Denver community organizers don’t plan on any gun buy back events

This is an archived article and the information in the article may be outdated. Please look at the time stamp on the story to see when it was last updated.

DENVER -- Four years after a small group of community pastors created a Denver gun buyback program, organizers in Colorado don’t expect to offer the event again anytime soon in the Mile High city.

The focus on the Colorado program comes on the same day California reported receiving dozens of weapons through a similar program. On Wednesday, the city of Los Angeles moved-up it’s annual gun buyback program in response to the December 14 shooting in a Connecticut elementary school.

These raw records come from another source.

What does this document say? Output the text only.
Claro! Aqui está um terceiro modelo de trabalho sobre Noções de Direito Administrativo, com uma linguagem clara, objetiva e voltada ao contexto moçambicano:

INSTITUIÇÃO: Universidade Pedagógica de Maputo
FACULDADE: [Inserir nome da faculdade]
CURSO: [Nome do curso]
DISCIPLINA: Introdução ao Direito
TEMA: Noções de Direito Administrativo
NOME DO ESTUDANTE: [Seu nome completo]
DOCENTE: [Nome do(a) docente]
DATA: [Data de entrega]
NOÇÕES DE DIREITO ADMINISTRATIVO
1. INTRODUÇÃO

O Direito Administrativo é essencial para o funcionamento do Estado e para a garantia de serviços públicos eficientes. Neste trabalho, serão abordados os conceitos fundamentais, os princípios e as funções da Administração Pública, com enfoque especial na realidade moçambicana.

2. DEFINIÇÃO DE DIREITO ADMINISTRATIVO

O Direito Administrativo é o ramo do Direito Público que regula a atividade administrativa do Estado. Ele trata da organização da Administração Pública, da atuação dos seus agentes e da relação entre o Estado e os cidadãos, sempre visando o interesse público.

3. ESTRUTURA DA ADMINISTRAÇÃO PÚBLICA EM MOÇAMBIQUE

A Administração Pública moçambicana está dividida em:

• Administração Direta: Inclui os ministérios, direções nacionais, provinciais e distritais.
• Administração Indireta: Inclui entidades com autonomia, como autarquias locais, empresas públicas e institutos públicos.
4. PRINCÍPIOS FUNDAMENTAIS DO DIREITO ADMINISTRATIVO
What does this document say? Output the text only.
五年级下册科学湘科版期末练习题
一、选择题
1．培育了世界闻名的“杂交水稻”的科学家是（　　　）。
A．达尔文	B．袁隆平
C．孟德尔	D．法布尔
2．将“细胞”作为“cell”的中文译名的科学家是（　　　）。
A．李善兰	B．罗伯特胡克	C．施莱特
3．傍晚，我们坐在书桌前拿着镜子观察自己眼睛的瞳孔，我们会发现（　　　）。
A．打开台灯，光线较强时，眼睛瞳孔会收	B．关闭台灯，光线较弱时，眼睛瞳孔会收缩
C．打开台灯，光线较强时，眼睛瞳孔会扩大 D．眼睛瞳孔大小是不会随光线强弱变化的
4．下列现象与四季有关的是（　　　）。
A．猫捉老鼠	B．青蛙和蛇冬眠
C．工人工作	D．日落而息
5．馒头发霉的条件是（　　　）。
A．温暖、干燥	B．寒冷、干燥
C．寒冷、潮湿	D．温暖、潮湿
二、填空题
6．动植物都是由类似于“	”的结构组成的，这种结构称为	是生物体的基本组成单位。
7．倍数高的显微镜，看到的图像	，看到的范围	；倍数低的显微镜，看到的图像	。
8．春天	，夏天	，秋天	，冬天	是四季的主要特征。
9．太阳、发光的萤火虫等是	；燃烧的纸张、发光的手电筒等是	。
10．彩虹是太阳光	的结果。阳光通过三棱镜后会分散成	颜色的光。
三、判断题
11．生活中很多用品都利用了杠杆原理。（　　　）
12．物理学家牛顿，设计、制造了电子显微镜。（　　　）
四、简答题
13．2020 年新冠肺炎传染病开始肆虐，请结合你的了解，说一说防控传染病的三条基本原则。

The program, which trades up to two hundred dollars in grocery store gift cards, has been part of the LAPD’s violence outreach since 2009.

Long before the Connecticut and Aurora massacre, the Denver Police Department teamed up with local groups who offered roughly fifty dollars cash for handguns and other firearms. Now years later, the same organizers don’t believe the program will work in Colorado.

“I don’t think a gun buyback is the answer, but I do think it brings attention to the issue of guns in the urban community," said Pastor Reginald Holmes, the organizer of the 2008 gun buyback program. The event, which organizers admit only brought in a handful of weapons, is not expected to return anytime soon.

Pastor Holmes believes the program, which did not receive widespread support from political leaders, does not help with the collection of assault rifles – which have come under scrutiny since the attack in Connecticut.